Hi Daniel Are these your own extensions? If so, make sure you are using the latest features of getSummaryData released and documented in 1.5 (https://github.com/tableau/extensions-api/releases/tag/v1.5.0). For example, if you need just the column info, don't call getSummaryData, use getSummaryColumnsInfo. Make sure you get only the type of information you need from getSummaryData by using the options to remove unneeded data.

Also, if your extensions come from the same domain, you can use cookies and/or local storage as a sharing mechanism.

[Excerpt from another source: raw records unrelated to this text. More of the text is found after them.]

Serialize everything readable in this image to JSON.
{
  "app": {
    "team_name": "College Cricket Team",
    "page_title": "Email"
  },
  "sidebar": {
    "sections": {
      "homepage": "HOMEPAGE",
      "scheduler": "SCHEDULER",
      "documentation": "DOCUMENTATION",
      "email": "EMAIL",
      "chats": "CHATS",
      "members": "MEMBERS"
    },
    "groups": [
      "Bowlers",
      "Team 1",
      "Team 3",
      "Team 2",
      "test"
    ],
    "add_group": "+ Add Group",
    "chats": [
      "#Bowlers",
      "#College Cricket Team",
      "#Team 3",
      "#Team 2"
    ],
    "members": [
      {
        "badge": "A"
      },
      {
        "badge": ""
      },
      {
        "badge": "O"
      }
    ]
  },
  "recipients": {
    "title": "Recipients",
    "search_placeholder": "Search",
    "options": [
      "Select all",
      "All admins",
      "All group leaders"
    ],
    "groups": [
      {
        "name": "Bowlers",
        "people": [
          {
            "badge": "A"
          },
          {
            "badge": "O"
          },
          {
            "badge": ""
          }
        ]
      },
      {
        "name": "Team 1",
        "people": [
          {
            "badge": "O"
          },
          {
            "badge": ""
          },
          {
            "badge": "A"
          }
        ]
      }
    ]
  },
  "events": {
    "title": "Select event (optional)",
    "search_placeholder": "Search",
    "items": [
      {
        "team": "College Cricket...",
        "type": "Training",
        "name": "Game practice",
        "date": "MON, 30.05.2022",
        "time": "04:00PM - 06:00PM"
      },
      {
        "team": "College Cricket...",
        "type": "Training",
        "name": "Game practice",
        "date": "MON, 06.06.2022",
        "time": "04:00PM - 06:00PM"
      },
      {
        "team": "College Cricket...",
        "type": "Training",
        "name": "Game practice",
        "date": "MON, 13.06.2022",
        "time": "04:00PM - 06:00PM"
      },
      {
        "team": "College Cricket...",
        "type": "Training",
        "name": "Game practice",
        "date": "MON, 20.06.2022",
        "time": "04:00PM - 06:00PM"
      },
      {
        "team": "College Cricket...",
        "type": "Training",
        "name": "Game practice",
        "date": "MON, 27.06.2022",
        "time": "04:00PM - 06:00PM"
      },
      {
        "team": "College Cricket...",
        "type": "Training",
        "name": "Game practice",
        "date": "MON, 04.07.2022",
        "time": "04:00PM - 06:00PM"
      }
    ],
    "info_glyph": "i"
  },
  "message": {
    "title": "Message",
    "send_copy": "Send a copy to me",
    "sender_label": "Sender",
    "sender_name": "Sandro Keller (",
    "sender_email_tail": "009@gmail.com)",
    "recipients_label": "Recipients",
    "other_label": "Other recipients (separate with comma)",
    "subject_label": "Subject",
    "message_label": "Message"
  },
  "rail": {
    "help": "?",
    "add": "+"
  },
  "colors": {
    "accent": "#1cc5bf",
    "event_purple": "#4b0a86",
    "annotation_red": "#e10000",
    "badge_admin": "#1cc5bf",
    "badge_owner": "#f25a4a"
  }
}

Unfortunately the iframe is a security requirement, so they are here to stay. Thanks for your good questions. They help us see pain points and work on solutions. John

d-molkentin commented 2 years ago

Hi John,

thanks a lot for your detailed reply.

We will try to reduce the data we get to information we actually need. If we come up with further performance improvement suggestios, I come back to you.

Daniel

johnDance commented 2 years ago

@d-molkentin In 2022.2 we have dramatically improved the speed of initializeAsyc.

In fixing an issue with DashboardLayoutChangedEvent, we found that we could improve the speed of the DashboardLayoutChangedEvent, but more than this, and more importantly, we found that we could improve the speed of initializeAsync. While not noticeable on very simple dashboards, you might have noticed that on complicated dashboards there is a lag when initializeAsync is called. For 2022.2, we have improved speed of initializeAsync by 100x. You read that right. This is not 100 percent, it is 100 times faster. This will have positive impact to customers with complicated dashboards, and in scenarios such as reported here.

You do not need to do anything different to take advantage of the speed increase. John

d-molkentin commented 2 years ago

@johnDance Great to hear that. Thanks a lot for informing me about that! We will inform our extension customers who had issues with the performance about this improvement.